In response to many inquiries, in today's article from the series entitled "Tuesday Mornings for the Construction Industry" we would like to summarize for you the latest amendment to the Act of 20 May 2021 on the protection of the rights of purchasers of residential premises or single-family houses and on the Developer Guarantee Fund ("Amendment" ).

First of all, we would like to remind you that the Amendment will enter into force on 13 February 2026. It will also apply to development projects or investment projects in progress, which means that from that date all reservation, development, commitment and sales agreements will have to be concluded in accordance with the new regulations.

Pursuant to the transitional provisions, the amended provisions do not apply to contracts concluded before 12 February 2026.

As we have already indicated, in accordance with the new Article 5a of the Development Act, in contracts regulated by this Act, including development contracts, sales contracts and reservation contracts, the price of a residential unit or single-family house will have to be determined as the product of the usable area (expressed in m²) and the price per 1 m² of this area .

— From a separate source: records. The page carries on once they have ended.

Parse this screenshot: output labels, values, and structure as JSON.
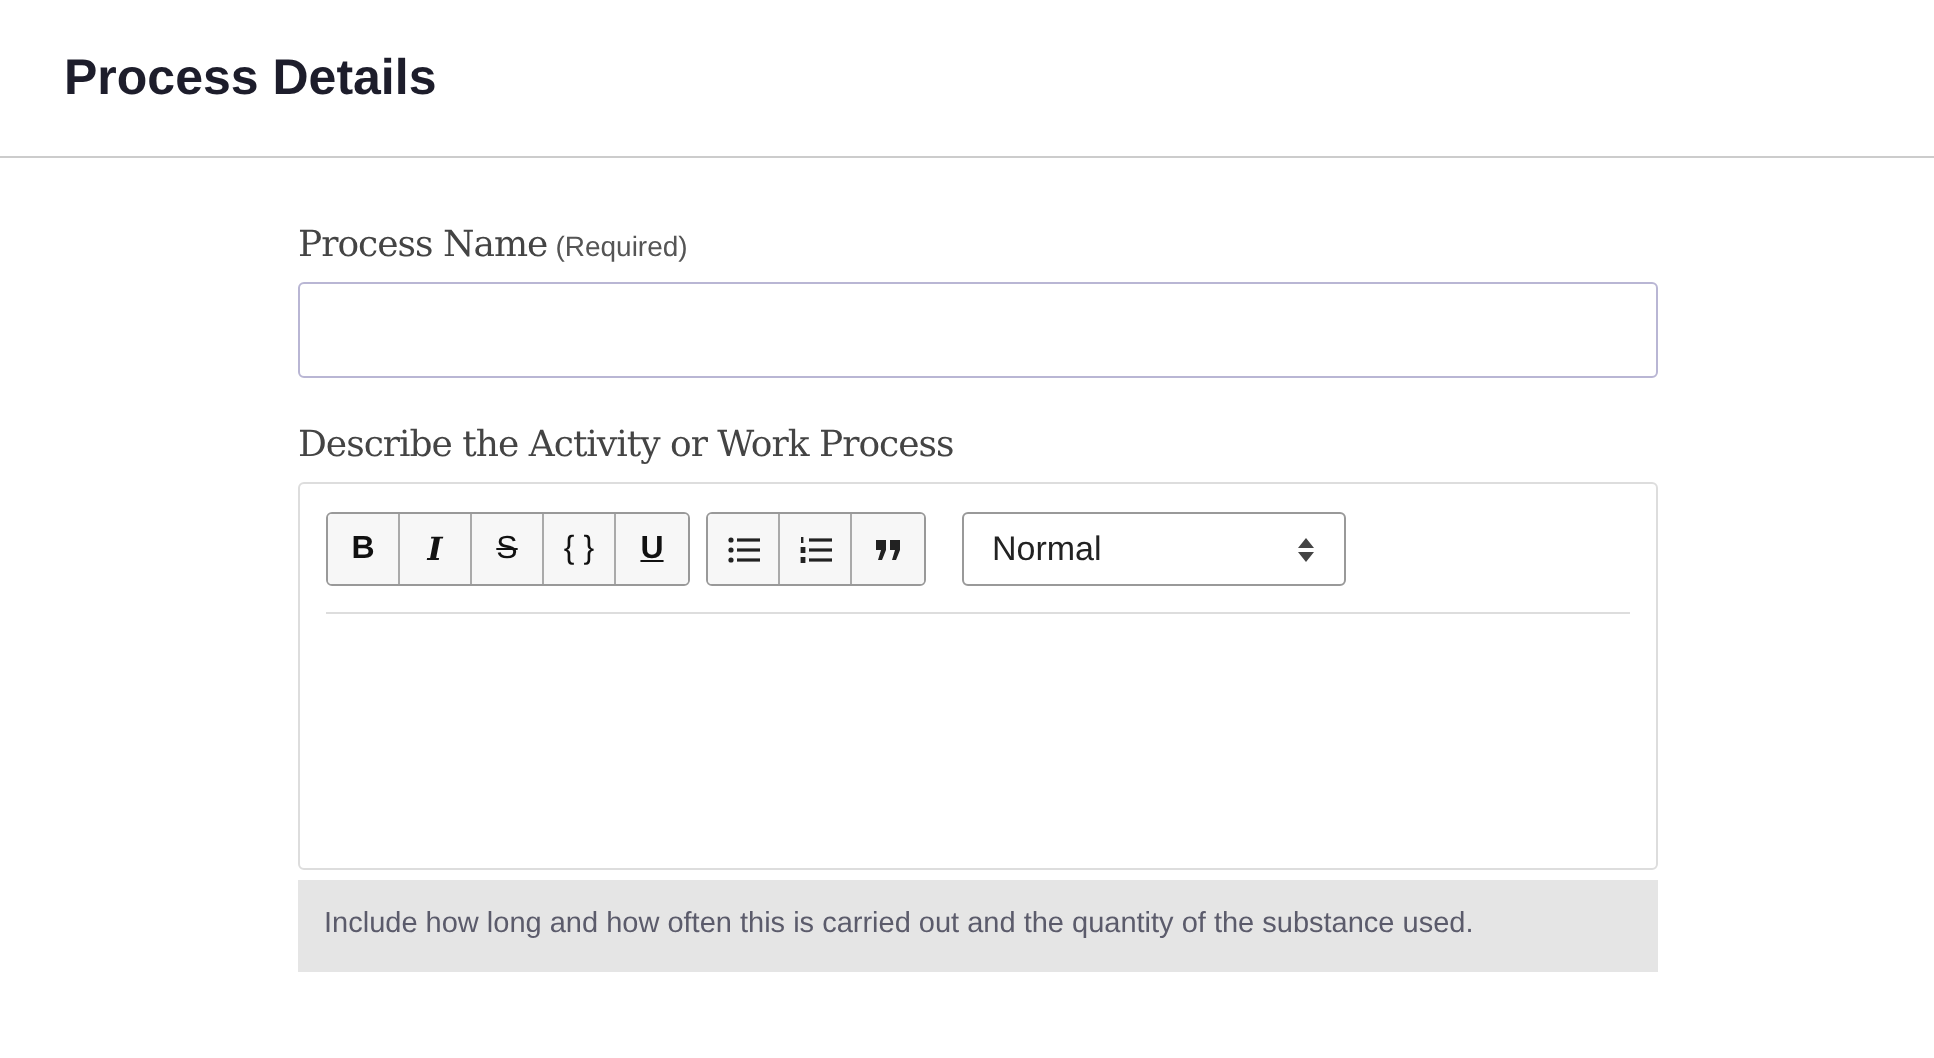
{
  "header": {
    "title": "Process Details"
  },
  "name_field": {
    "label": "Process Name",
    "note": "(Required)"
  },
  "description": {
    "label": "Describe the Activity or Work Process",
    "toolbar_groups": [
      [
        {
          "kind": "bold",
          "label": "B"
        },
        {
          "kind": "italic",
          "label": "I"
        },
        {
          "kind": "strike",
          "label": "S"
        },
        {
          "kind": "code",
          "label": "{ }"
        },
        {
          "kind": "underline",
          "label": "U"
        }
      ],
      [
        {
          "kind": "bullet-list"
        },
        {
          "kind": "numbered-list"
        },
        {
          "kind": "quote"
        }
      ]
    ],
    "block_format": "Normal",
    "hint": "Include how long and how often this is carried out and the quantity of the substance used."
  }
}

However, the literal interpretation of the provision is problematic, as it states that usable floor area should be determined in accordance with the Polish Standard for the determination and calculation of surface and cubic capacity indicators in construction, in force on the date of submitting a building permit application or notification of construction for a given premises or house. This stems from the fact that, in practice, the Polish Standard is not applied in isolation from the provisions of construction law, including, in particular, the Regulation of the Minister of Development of September 11, 2020, on the detailed scope and form of a construction design , which in § 20 specifies the principles for calculating the floor area of ​​a building, including premises. Only in areas not regulated by the regulation should the Polish Standard be applied. Therefore, a literal interpretation of the provision leads to the result that, for example, balconies and loggias should be included in the usable floor area of ​​a premises .

However, this was not the intention of the drafters, who wanted to standardize the rules for calculating the standard, not complicate them . Considering the purpose for which the Amendment was passed, it would be advisable to strive to standardize the provisions regarding the usable floor area of ​​residential premises and houses.

The question therefore remains what interpretation principle to adopt and how to implement these regulations so that, on the one hand, they do not violate the law, but on the other, they are clear and transparent for buyers of apartments or single-family homes. If you have any doubts in this regard, please contact us and we will be happy to help you implement changes to the sales documents you currently use.

In summary , although the Amendment consists of only three articles, it has far-reaching consequences for all residential developers, not just those who previously offered space under partition walls. All applicable contract templates should be analyzed, verified, and amended: reservation, development, commitment, and sales agreements, as well as information brochures and apartment cards.

This article is for informational purposes only and does not constitute legal advice.

Legal status as of February 2, 2026.